Meantime, the EW party had its moments, including running into two “Mad Men”–Rich Sommer, who plays Harry; and Michael Gladis, who was Paul for the first three seasons–and who knows?–may yet show up again.
Sommer told me that even though Harry used the Yiddish word for thief–gonnif–a couple of episodes ago, I shouldn’t worry that he’s going to turn out to be Jewish. (Sterling Cooper is not a Jewish ad agency by any means.)
“No, he’d just been in Hollywood for a while and had picked up some words he thought were cool.” Sommer, who’s as friendly a fellow as Harry appears to be on screen, is expecting a baby in the next week. Mazel tov! Really!
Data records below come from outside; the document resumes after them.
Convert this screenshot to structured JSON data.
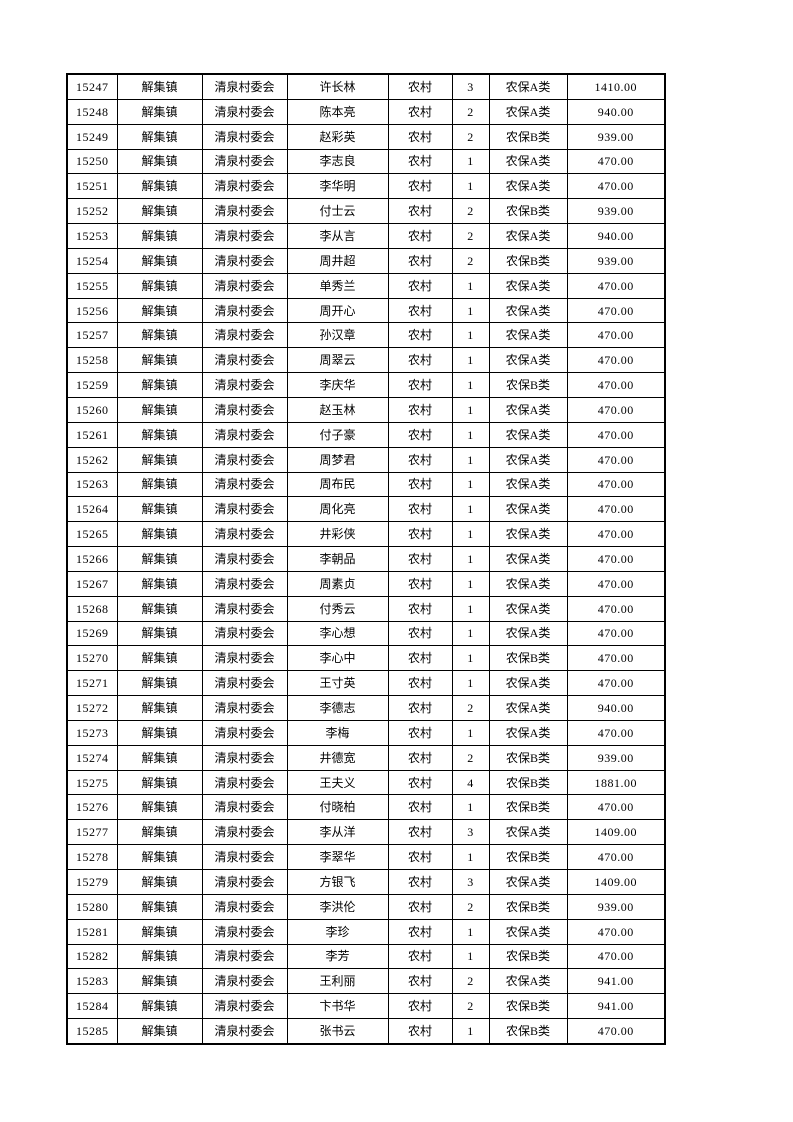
{
  "page": {
    "background_color": "#ffffff",
    "text_color": "#000000",
    "border_color": "#000000"
  },
  "table": {
    "town_label": "解集镇",
    "village_label": "清泉村委会",
    "residence_type_label": "农村",
    "category_a_label": "农保A类",
    "category_b_label": "农保B类",
    "rows": [
      [
        "15247",
        "解集镇",
        "清泉村委会",
        "许长林",
        "农村",
        "3",
        "农保A类",
        "1410.00"
      ],
      [
        "15248",
        "解集镇",
        "清泉村委会",
        "陈本亮",
        "农村",
        "2",
        "农保A类",
        "940.00"
      ],
      [
        "15249",
        "解集镇",
        "清泉村委会",
        "赵彩英",
        "农村",
        "2",
        "农保B类",
        "939.00"
      ],
      [
        "15250",
        "解集镇",
        "清泉村委会",
        "李志良",
        "农村",
        "1",
        "农保A类",
        "470.00"
      ],
      [
        "15251",
        "解集镇",
        "清泉村委会",
        "李华明",
        "农村",
        "1",
        "农保A类",
        "470.00"
      ],
      [
        "15252",
        "解集镇",
        "清泉村委会",
        "付士云",
        "农村",
        "2",
        "农保B类",
        "939.00"
      ],
      [
        "15253",
        "解集镇",
        "清泉村委会",
        "李从言",
        "农村",
        "2",
        "农保A类",
        "940.00"
      ],
      [
        "15254",
        "解集镇",
        "清泉村委会",
        "周井超",
        "农村",
        "2",
        "农保B类",
        "939.00"
      ],
      [
        "15255",
        "解集镇",
        "清泉村委会",
        "单秀兰",
        "农村",
        "1",
        "农保A类",
        "470.00"
      ],
      [
        "15256",
        "解集镇",
        "清泉村委会",
        "周开心",
        "农村",
        "1",
        "农保A类",
        "470.00"
      ],
      [
        "15257",
        "解集镇",
        "清泉村委会",
        "孙汉章",
        "农村",
        "1",
        "农保A类",
        "470.00"
      ],
      [
        "15258",
        "解集镇",
        "清泉村委会",
        "周翠云",
        "农村",
        "1",
        "农保A类",
        "470.00"
      ],
      [
        "15259",
        "解集镇",
        "清泉村委会",
        "李庆华",
        "农村",
        "1",
        "农保B类",
        "470.00"
      ],
      [
        "15260",
        "解集镇",
        "清泉村委会",
        "赵玉林",
        "农村",
        "1",
        "农保A类",
        "470.00"
      ],
      [
        "15261",
        "解集镇",
        "清泉村委会",
        "付子豪",
        "农村",
        "1",
        "农保A类",
        "470.00"
      ],
      [
        "15262",
        "解集镇",
        "清泉村委会",
        "周梦君",
        "农村",
        "1",
        "农保A类",
        "470.00"
      ],
      [
        "15263",
        "解集镇",
        "清泉村委会",
        "周布民",
        "农村",
        "1",
        "农保A类",
        "470.00"
      ],
      [
        "15264",
        "解集镇",
        "清泉村委会",
        "周化亮",
        "农村",
        "1",
        "农保A类",
        "470.00"
      ],
      [
        "15265",
        "解集镇",
        "清泉村委会",
        "井彩侠",
        "农村",
        "1",
        "农保A类",
        "470.00"
      ],
      [
        "15266",
        "解集镇",
        "清泉村委会",
        "李朝品",
        "农村",
        "1",
        "农保A类",
        "470.00"
      ],
      [
        "15267",
        "解集镇",
        "清泉村委会",
        "周素贞",
        "农村",
        "1",
        "农保A类",
        "470.00"
      ],
      [
        "15268",
        "解集镇",
        "清泉村委会",
        "付秀云",
        "农村",
        "1",
        "农保A类",
        "470.00"
      ],
      [
        "15269",
        "解集镇",
        "清泉村委会",
        "李心想",
        "农村",
        "1",
        "农保A类",
        "470.00"
      ],
      [
        "15270",
        "解集镇",
        "清泉村委会",
        "李心中",
        "农村",
        "1",
        "农保B类",
        "470.00"
      ],
      [
        "15271",
        "解集镇",
        "清泉村委会",
        "王寸英",
        "农村",
        "1",
        "农保A类",
        "470.00"
      ],
      [
        "15272",
        "解集镇",
        "清泉村委会",
        "李德志",
        "农村",
        "2",
        "农保A类",
        "940.00"
      ],
      [
        "15273",
        "解集镇",
        "清泉村委会",
        "李梅",
        "农村",
        "1",
        "农保A类",
        "470.00"
      ],
      [
        "15274",
        "解集镇",
        "清泉村委会",
        "井德宽",
        "农村",
        "2",
        "农保B类",
        "939.00"
      ],
      [
        "15275",
        "解集镇",
        "清泉村委会",
        "王夫义",
        "农村",
        "4",
        "农保B类",
        "1881.00"
      ],
      [
        "15276",
        "解集镇",
        "清泉村委会",
        "付晓柏",
        "农村",
        "1",
        "农保B类",
        "470.00"
      ],
      [
        "15277",
        "解集镇",
        "清泉村委会",
        "李从洋",
        "农村",
        "3",
        "农保A类",
        "1409.00"
      ],
      [
        "15278",
        "解集镇",
        "清泉村委会",
        "李翠华",
        "农村",
        "1",
        "农保B类",
        "470.00"
      ],
      [
        "15279",
        "解集镇",
        "清泉村委会",
        "方银飞",
        "农村",
        "3",
        "农保A类",
        "1409.00"
      ],
      [
        "15280",
        "解集镇",
        "清泉村委会",
        "李洪伦",
        "农村",
        "2",
        "农保B类",
        "939.00"
      ],
      [
        "15281",
        "解集镇",
        "清泉村委会",
        "李珍",
        "农村",
        "1",
        "农保A类",
        "470.00"
      ],
      [
        "15282",
        "解集镇",
        "清泉村委会",
        "李芳",
        "农村",
        "1",
        "农保B类",
        "470.00"
      ],
      [
        "15283",
        "解集镇",
        "清泉村委会",
        "王利丽",
        "农村",
        "2",
        "农保A类",
        "941.00"
      ],
      [
        "15284",
        "解集镇",
        "清泉村委会",
        "卞书华",
        "农村",
        "2",
        "农保B类",
        "941.00"
      ],
      [
        "15285",
        "解集镇",
        "清泉村委会",
        "张书云",
        "农村",
        "1",
        "农保B类",
        "470.00"
      ]
    ]
  }
}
I was happy to run into Anne Heche, an old friend, who’s doing great on the HBO series, “Hung.” She introduced me to her husband, James Tupper, now on “Grey’s Anatomy.” They are happy as clams. Anne’s had a tumultuous life, but I’m going to tell you something: one day she will an Oscar. She is a great actress. There’s an Anne Heche surprise out there. just wait.
Some of the actors at the EW party had drifted over from the television academy’s annual presentation of certificates to nominees, held at Wolfgang Puck’s Spectra restaurant in the Pacific Design Center. This is where Duncan Hines set up shop and served a variety of cupcakes now causing trouble for those of who have to put on tuxedos tomorrow.
Among the nominees who appeared: Glenn Close, the immortal Mary Kay Place, Fred Willard, Catherine O’Hara, the whole cast of “Modern Family,” someone from “24,” and Julia Ormond.
Fred Willard, the funniest man in the world, took it in stride that his name was spelled wrong on the certificate. How hard is it to spell Willard, really? Too hard for the TV Academy. His wife, Mary, got a rueful laugh out of it.
“I’ve already lost anyway,” Fred said with a chuckle. “To Neil Patrick Harris, last week.”
“Well, you’re not gay and you don’t sing,” someone said.
“No, I don’t sing, and — what?” Fred responded, waiting for a drum riff.
And yes, with Fred and Mary Kay–who also lost last week–the whole thing did seem like an episode of “Mary Hartman, Mary Hartman.” The man who passed out the awards from the dais introduced each actor with an anecdote about himself. It was unintentionally hilarious unless he was mimicking Martin Mull as Barth Gimble from the aforementioned show.